I know rates are dependent on car, age, location, etc. but I was wondering if anyone had any helpful tips/links to share on auto insurance. Wife and I are in our lower 30s, own 3 cars all with over 150,000 miles. I was thinking about shopping around and/or reducing the amount of coverage that we currently have. I did try some of the online "get rates" websites but I didn't find that info too helpful, and I assume its quite generic. Just wondering if anyone has any helpful info/tips before I begin calling around.

Thanks for any help!


----------



## pennstater2005 (Jul 17, 2017)

I found a local independent insurance agent. He sells something like 12 different insurances. My rates improved dramatically. Every 6 months or so I shoot him an email and see if there is anything cheaper regarding auto or home.


----------



## Colonel K0rn (Jul 4, 2017)

Might be a little late, but I was an Auto Damage Adjuster for GEICO prior to retiring, and before being an ADA worked as a CSR in the call center (the person who you talked to when you got into an accident). I am very knowledgeable on the subject of insurance, and would be happy to help you out when it comes to getting some insurance help.

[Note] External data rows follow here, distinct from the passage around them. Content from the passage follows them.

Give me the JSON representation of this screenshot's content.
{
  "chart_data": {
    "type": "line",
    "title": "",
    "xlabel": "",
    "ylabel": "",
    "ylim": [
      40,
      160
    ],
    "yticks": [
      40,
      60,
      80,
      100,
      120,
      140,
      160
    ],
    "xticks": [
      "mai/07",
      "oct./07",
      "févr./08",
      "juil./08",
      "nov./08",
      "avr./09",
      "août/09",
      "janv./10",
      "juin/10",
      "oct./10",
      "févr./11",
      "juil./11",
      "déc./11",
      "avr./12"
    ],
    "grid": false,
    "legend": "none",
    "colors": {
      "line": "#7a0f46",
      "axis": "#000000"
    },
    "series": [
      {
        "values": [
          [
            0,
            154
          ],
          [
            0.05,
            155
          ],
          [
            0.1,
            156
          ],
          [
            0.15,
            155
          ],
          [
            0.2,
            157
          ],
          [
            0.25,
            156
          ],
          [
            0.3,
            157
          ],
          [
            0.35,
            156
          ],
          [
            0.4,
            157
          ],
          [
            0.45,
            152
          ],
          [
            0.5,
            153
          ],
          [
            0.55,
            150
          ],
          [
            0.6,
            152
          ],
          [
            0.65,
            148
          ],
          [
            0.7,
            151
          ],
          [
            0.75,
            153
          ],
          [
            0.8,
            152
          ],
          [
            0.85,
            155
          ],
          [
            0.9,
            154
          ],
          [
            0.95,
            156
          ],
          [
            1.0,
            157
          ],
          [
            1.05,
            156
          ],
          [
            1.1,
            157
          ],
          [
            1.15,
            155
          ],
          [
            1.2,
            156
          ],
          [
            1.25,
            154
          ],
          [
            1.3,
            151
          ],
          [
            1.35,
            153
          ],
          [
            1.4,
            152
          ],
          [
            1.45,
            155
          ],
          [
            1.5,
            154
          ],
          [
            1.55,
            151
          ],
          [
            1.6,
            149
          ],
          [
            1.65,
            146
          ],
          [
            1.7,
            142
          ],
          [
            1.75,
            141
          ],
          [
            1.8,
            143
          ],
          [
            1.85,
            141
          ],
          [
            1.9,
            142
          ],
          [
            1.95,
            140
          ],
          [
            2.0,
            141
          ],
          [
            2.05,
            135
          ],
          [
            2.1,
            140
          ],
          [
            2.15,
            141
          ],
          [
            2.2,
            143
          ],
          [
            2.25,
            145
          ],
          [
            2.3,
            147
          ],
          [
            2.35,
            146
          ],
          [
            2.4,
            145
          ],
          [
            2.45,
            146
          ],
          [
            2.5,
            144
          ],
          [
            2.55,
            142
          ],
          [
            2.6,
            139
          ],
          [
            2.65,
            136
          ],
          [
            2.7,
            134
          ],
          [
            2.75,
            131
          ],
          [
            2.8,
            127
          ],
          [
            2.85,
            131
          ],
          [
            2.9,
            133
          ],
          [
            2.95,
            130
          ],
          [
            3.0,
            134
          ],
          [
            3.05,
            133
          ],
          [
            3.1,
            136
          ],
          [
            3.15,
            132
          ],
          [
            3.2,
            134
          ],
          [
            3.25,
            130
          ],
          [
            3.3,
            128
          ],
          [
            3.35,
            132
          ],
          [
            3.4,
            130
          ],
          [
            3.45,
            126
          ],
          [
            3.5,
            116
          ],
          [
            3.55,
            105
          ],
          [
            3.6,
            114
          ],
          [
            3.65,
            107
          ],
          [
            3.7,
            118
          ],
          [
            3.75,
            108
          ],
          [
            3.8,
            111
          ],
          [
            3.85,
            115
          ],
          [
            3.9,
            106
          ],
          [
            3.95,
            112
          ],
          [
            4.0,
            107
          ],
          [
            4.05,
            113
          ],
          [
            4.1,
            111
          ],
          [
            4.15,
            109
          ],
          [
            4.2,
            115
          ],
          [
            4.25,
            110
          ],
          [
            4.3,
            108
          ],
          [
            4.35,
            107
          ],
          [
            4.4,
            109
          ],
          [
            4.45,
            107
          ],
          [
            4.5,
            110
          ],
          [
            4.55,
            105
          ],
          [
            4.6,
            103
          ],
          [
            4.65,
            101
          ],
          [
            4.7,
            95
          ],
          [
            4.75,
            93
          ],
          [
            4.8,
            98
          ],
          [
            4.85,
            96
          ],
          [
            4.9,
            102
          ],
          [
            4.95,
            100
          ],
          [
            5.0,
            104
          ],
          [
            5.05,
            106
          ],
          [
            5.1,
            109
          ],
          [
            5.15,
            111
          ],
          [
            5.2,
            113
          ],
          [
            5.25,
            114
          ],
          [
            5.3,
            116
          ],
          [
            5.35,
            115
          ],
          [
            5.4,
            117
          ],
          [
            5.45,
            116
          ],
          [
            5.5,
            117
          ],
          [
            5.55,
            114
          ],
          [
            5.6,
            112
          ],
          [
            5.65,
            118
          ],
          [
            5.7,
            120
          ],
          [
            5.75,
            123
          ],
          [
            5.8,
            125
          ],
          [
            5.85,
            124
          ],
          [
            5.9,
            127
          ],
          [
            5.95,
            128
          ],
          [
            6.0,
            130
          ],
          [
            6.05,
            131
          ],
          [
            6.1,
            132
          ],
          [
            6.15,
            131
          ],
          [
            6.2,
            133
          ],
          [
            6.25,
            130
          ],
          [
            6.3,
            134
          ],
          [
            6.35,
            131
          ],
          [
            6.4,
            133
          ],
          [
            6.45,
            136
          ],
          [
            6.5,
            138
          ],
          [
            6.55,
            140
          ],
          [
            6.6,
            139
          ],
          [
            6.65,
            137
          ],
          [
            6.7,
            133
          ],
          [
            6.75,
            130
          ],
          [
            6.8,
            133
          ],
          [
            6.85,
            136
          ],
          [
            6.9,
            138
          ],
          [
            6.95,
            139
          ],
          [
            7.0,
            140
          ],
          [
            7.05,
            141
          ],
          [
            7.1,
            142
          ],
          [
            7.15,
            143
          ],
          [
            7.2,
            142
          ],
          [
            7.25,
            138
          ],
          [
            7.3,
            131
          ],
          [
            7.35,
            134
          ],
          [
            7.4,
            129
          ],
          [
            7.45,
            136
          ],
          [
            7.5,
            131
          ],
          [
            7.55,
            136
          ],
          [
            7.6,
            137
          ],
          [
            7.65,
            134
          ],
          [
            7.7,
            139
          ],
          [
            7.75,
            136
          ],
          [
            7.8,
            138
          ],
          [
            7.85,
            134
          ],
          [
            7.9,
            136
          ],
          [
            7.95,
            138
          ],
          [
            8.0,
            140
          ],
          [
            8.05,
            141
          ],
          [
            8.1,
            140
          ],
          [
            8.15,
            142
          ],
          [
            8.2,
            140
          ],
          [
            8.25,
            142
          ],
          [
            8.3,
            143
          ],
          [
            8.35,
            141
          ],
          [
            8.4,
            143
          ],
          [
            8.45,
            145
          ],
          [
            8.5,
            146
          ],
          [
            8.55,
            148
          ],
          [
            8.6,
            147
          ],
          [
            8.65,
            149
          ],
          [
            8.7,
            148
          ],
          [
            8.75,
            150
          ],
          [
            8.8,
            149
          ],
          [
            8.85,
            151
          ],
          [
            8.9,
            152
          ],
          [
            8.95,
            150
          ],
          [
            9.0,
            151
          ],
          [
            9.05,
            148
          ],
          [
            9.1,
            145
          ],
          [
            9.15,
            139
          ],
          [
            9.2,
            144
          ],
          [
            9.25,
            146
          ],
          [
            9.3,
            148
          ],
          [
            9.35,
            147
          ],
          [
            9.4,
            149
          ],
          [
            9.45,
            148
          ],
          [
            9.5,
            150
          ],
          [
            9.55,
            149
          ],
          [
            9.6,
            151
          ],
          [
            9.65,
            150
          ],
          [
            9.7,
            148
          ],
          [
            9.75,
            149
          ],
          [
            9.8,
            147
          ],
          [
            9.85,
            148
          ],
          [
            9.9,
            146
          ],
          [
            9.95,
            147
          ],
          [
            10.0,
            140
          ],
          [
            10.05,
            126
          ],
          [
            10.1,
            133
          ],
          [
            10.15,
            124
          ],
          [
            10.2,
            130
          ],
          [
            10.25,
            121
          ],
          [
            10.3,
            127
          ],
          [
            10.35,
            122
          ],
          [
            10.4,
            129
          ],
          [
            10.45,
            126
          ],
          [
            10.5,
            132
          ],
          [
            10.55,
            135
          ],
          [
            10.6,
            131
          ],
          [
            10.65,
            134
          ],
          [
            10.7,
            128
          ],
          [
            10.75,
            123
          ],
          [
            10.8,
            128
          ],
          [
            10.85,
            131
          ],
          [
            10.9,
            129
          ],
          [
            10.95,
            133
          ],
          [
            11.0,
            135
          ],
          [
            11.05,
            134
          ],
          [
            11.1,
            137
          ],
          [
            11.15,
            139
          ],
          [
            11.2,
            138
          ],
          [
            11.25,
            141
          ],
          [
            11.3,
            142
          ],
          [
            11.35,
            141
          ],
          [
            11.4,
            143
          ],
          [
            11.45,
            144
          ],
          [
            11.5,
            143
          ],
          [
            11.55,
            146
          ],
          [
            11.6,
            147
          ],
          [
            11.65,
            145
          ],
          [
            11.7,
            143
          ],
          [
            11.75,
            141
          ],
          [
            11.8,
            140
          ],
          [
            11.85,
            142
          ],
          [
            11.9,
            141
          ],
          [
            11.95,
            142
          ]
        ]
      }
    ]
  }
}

I've been out of the industry for about 5 years, but still have a lot of info to pass along. What are you trying to attain?


----------



## saifi (18 d ago)

pennstater2005 said:


> I found a local independent insurance agent. He sells something like 12 different insurances. My rates improved dramatically. Every 6 months or so I shoot him an email and see if there is anything cheaper regarding auto or home.


That's interesting, do you still using them to get a cheaper deal?


----------